- Yaylakent Location within Turkey
- Coordinates: 39°52′16″N 39°50′49″E﻿ / ﻿39.871°N 39.847°E
- Country: Turkey
- Province: Erzincan
- District: Çayırlı
- Population (2021): 111
- Time zone: UTC+3 (TRT)

= Yaylakent, Çayırlı =

Village in Erzincan Province, Turkey

Yaylakent (Gulebax) is a village in the Çayırlı District, Erzincan Province, Turkey. The village is populated by Kurds of the Alan tribe and had a population of 111 in 2021.
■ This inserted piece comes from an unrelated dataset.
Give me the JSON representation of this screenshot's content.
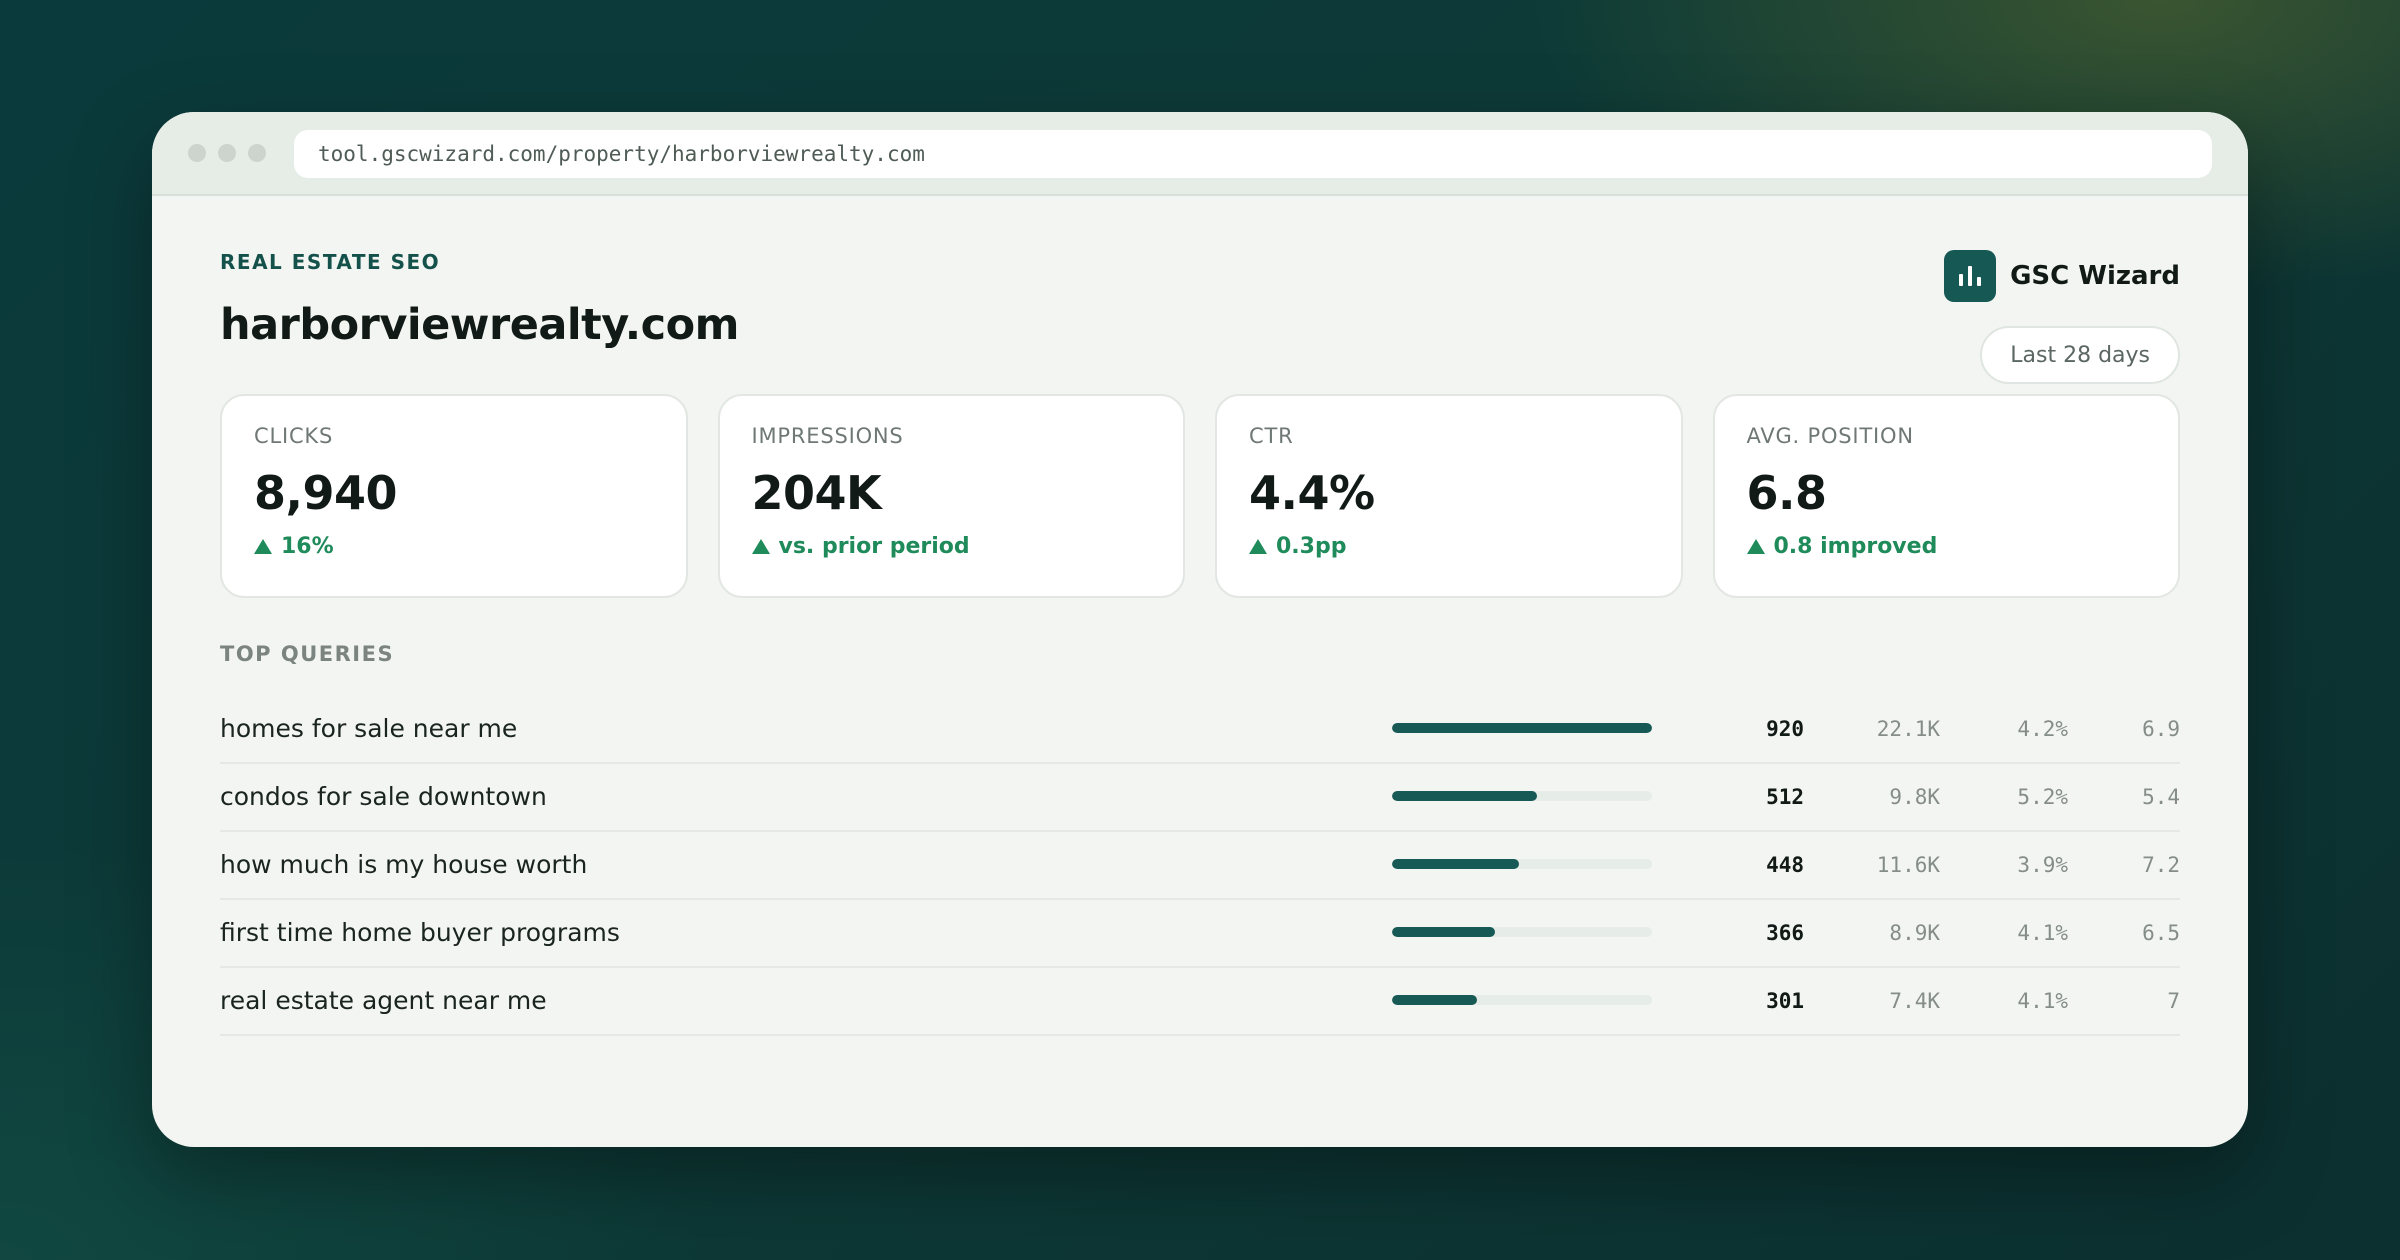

The hamlet of Örenşehir is attached to the village.

== Covid pandemic ==
The village of Yaylakent in the Çayırlı district of Erzincan was quarantined as part of the measures to combat the corona virus.
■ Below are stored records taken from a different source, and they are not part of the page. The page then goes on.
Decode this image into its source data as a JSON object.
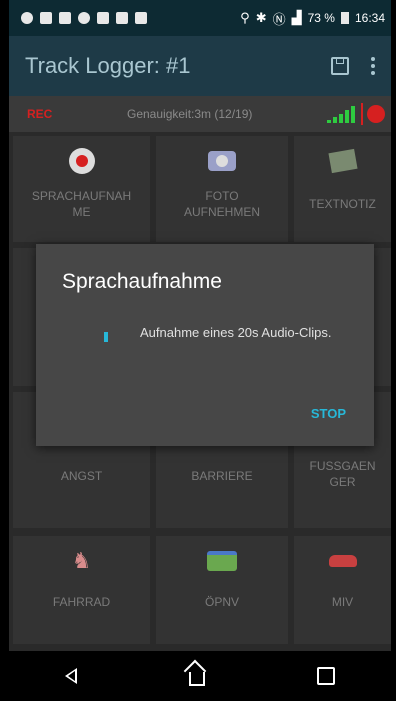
{
  "statusbar": {
    "battery": "73 %",
    "time": "16:34"
  },
  "appbar": {
    "title": "Track Logger: #1",
    "icons": [
      "save-icon",
      "more-vert-icon"
    ]
  },
  "infobar": {
    "rec_label": "REC",
    "accuracy": "Genauigkeit:3m (12/19)"
  },
  "tiles": [
    {
      "label": "SPRACHAUFNAH\nME",
      "icon": "record-icon"
    },
    {
      "label": "FOTO\nAUFNEHMEN",
      "icon": "camera-icon"
    },
    {
      "label": "TEXTNOTIZ",
      "icon": "note-icon"
    },
    {
      "label": "ANGST",
      "icon": ""
    },
    {
      "label": "BARRIERE",
      "icon": ""
    },
    {
      "label": "FUSSGAEN\nGER",
      "icon": ""
    },
    {
      "label": "FAHRRAD",
      "icon": "bicycle-icon"
    },
    {
      "label": "ÖPNV",
      "icon": "bus-icon"
    },
    {
      "label": "MIV",
      "icon": "car-icon"
    }
  ],
  "dialog": {
    "title": "Sprachaufnahme",
    "message": "Aufnahme eines 20s Audio-Clips.",
    "stop_label": "STOP"
  },
  "colors": {
    "accent": "#27b8d8",
    "record": "#d62020",
    "appbar": "#1e3a47"
  }
}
In the information received from the Çayırlı District Governorship, "According to the decision of the Erzincan Provincial Public Health Council, the Yaylakent village of our district has been quarantined for 14 days as of April 15, 2020, within the scope of the measures to combat the corona virus, and entry and exit to our village has been prohibited." it was said. On the other hand, on March 30, the practice in Eskibağlar and Gediktepe villages, which were quarantined within the scope of new type of corona virus measures, in the Kemah district of Erzincan was lifted.